Ekonomideki bu klasik deyimin Türkçesi, “piyasa Albayrak’ın açıklamalarını iplemiyor”, dikkate almıyor.
Dikkate almış olsa, örneğin dolar hafif de olsa, aşağıya inebilir. Ya da piyasa en genel anlamda kendine yeni bir denge arar ve bulur. Fiyatlar genel seviyesi aşağıya doğru kıpırdar.
Ama yok, tersine dün bu satırların yazıldığı öğleden sonraki saatlerde dolar 6.68 TL dolayında.
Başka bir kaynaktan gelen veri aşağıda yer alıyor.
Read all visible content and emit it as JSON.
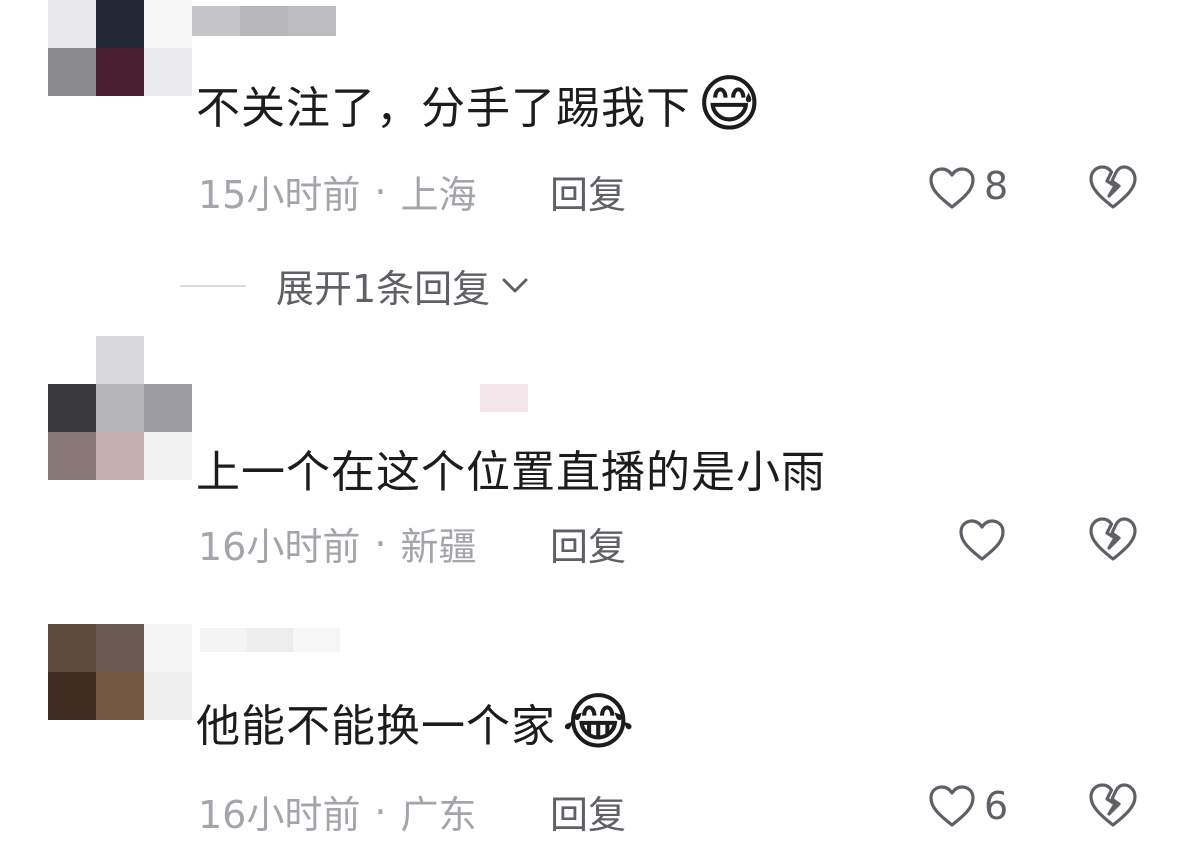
{
  "comments": [
    {
      "text": "不关注了，分手了踢我下",
      "emoji": "😅",
      "time": "15小时前",
      "location": "上海",
      "reply_label": "回复",
      "likes": "8"
    },
    {
      "text": "上一个在这个位置直播的是小雨",
      "emoji": "",
      "time": "16小时前",
      "location": "新疆",
      "reply_label": "回复",
      "likes": ""
    },
    {
      "text": "他能不能换一个家",
      "emoji": "😂",
      "time": "16小时前",
      "location": "广东",
      "reply_label": "回复",
      "likes": "6"
    }
  ],
  "expand_replies": {
    "label": "展开1条回复"
  },
  "separator": "·",
  "icons": {
    "like": "heart-outline-icon",
    "dislike": "broken-heart-icon",
    "expand": "chevron-down-icon"
  },
  "colors": {
    "text": "#1c1c1e",
    "meta": "#a4a4aa",
    "action": "#5f5f66"
  }
}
Fiyatlar ise, bildiğiniz gibi.
İstifa mı, şaka gibi
Aslında, normal işleyen demokratik bir yönetimde, ekonomiden sorumlu bir bakanın açıklamalarına piyasa bu ölçüde duyarsız kalıyorsa, o bakana düşen tek bir görev var:
“İstifa etmek”.
Şimdi sesinizi duyar gibiyim, “sen nerede yaşıyorsun?”
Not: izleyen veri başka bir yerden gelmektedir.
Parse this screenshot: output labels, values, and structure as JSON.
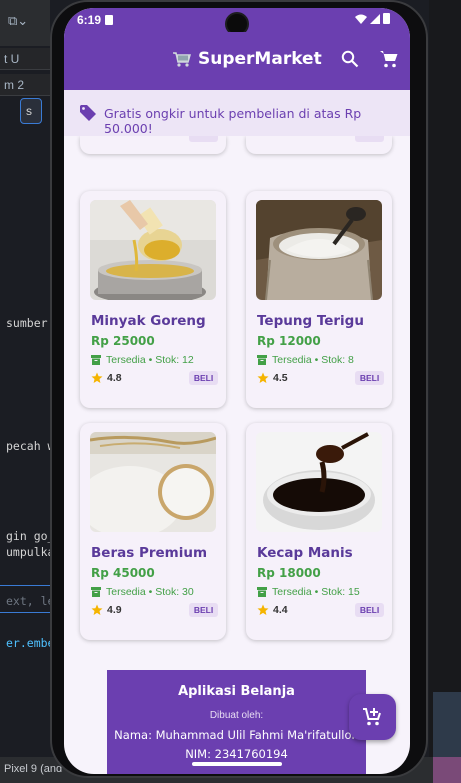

İşte, insan ara sıra klasik düşünceyi, olağan düşünceyi, normal demokratik işleyen bir sistemi dikkate alınca, aklı böyle olmayacak şeylere takılıyor.
İstifa mı?.. Şaka gibi.
Aylardır yok
Enflasyon tüketici fiyatlarıyla yüzde 18’e göz kırpıyor, hele de üretici fiyatlarıyla yüzde 33’ü aşıyor. Albayrak hala “gerekli önlem alınacak” demekle meşgul.
Hani, nerede?.. Hangi önlem?..
İnsanları rahatlatacak, insanlara ve piyasaya güven verecek, piyasayı dengeleyecek hangi adım var?..
Aylardır yok, aylardır.
Albayrak “sıkı para politikasına devam edilecek” diyor.
Doğru değil.
Albayrak tek bir ama, tek bir örnek göstersin:
İktidarın savurganlığı önlediğine ilişkin tek bir örnek.
“Biz hükümet olarak şu harcamadan vazgeçtik, şu harcamayı azalttık” desin, tek bir örnek göstersin. Temsil giderlerinde, kiralarda, makam araçlarında...
Kamu harcamaları, yani devletin harcamaları öyle yüksek ki, bütçe açığı artıyor, enflasyonu körüklüyor, sosyal adaleti de bir kez daha yaralıyor.
Asıl tehlike: Yüzde 32.13
Bu arada güme giden ve aslında altının tekrar tekrar çizilmesi gereken bir olgu var.
Üretici fiyat endeksi.
Halka ilk anda doğrudan yansıyan fiyatlar “tüketici fiyat endeksi”, o yüzde 18’e dayanıyor.
Asıl tehlike başka yerde, gelecekteki tehlike başka:
Üretici fiyat endeksinde. O şu anda yıllık yüzde 32.13 artış gösteriyor, aylık artış yüzde 6.60 gibi çok yüksek bir oran.
Bu yüksek oran gelecek ayların, orta vadedeki enflasyonun işareti. Şu anda halka yansımıyor ancak, yansıyacak.
Üretici fiyat endeksi tüketici fiyatlarının tohumu gibi. Tüketici fiyatlarına yol açan endeks. Ne yazık ki, şu anda pek dikkate alınmıyor ya da öyle gösteriliyor.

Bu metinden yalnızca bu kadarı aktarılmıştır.